E M FORSTER BIOGRAPHY E M FORSTER FAMILY
E. M. FORSTER BIOGRAPHY
E. M. FORSTER
FAMILY • Edward Morgan (E. M. ) Forster was born into a comfortable London family on January 1, 1879. • When Forster was one year old, his father, an architect, died; he then was raised by his mother and an aunt in the southern English county of Hertfordshire, where he enjoyed a happy childhood. • Forster was surrounded by strong female role models, which likely led him to develop strong female characters in his novels.

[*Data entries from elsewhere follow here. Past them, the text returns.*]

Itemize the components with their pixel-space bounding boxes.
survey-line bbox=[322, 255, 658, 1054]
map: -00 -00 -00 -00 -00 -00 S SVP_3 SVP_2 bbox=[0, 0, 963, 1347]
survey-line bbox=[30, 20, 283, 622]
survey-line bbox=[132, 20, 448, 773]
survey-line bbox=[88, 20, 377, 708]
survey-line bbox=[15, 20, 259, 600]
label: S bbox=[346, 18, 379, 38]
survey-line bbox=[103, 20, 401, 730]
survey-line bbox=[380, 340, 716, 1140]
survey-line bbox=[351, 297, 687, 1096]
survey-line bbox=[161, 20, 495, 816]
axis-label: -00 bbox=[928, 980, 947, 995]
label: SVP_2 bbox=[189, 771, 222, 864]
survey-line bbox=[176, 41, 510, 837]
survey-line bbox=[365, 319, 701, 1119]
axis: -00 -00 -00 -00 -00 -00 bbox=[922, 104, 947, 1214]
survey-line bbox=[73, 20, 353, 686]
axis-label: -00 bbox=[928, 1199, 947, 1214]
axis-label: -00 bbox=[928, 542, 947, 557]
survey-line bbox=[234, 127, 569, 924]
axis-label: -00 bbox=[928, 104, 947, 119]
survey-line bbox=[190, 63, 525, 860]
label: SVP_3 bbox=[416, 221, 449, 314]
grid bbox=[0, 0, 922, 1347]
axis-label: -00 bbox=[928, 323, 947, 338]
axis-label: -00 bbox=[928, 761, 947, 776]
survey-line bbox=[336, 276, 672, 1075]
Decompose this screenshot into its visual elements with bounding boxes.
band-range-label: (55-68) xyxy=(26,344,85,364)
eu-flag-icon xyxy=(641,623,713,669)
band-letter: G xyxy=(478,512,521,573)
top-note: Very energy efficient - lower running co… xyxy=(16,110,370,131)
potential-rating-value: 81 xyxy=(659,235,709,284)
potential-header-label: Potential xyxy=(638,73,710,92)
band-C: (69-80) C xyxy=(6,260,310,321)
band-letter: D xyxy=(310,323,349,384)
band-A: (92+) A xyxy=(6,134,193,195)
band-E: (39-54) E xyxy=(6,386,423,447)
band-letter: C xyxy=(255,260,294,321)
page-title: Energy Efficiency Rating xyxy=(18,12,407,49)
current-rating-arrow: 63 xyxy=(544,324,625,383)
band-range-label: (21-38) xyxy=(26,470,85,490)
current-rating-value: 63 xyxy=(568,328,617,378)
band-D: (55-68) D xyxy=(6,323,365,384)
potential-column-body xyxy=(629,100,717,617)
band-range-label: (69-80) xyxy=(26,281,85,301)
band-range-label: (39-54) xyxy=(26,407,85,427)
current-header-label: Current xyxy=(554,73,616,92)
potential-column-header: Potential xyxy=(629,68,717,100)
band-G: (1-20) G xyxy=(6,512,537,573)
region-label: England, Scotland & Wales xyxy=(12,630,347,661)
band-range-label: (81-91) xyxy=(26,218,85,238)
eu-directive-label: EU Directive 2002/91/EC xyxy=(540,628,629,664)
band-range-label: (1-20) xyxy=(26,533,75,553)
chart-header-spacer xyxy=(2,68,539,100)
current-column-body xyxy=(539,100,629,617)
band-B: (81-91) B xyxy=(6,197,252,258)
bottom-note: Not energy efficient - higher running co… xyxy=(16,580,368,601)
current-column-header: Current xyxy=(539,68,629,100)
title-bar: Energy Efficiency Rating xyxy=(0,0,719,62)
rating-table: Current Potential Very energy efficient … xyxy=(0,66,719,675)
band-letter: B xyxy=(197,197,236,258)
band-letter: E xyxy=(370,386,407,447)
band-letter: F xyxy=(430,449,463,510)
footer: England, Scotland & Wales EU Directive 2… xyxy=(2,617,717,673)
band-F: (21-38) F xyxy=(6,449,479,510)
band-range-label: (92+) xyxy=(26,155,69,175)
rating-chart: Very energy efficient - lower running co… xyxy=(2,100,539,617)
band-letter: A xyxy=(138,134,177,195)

EDUCATION • As a boy Forster attended Tonbridge, a private school. • Later he attended King's College, Cambridge, where he found intellectual freedom and began to explore the ideas that would eventually surface in his novels. • Forster considered himself a humanist, valuing "curiosity, a free mind, belief in good taste, and belief in the human race. “ • Forster graduated with degrees in classics in 1900 and history in 1901.
LITERARY LIFE • Forster then became a full-time writer—an occupation made possible in part by an inheritance from a relative. • He produced novels, operas, short stories, literary criticism, and other works. • Forster was greatly interested in the differences between traditional English society and the cultures of other parts of the world. • His novels set outside England draw heavily on his experiences overseas, featuring detailed descriptions of places, people, and cultures, often seen through the eyes of English tourists and expatriates.
LITERARY WORKS Some of the novel of Forster are: • Where Angels Fear to Tread (1905) • The Longest Journey (1907) • A Room with a View (1908) • Howards End (1910) • A Passage to India (1924) • Maurice (written in 1913– 14, published posthumously in 1971
MOST FAMOUS WORK A Passage to India (1924) • His greatest achievement as a novelist would come with A Passage to India, published in 1924. • The novel takes as its subject the relationship between East and West, seen through the lens of India in the later days of the British Raj.
DEATH • In 1946 King's College, Cambridge, named him an Honorary Fellow and invited him to live on campus. He remained there for the rest of his life. Forster died on June 7, 1970.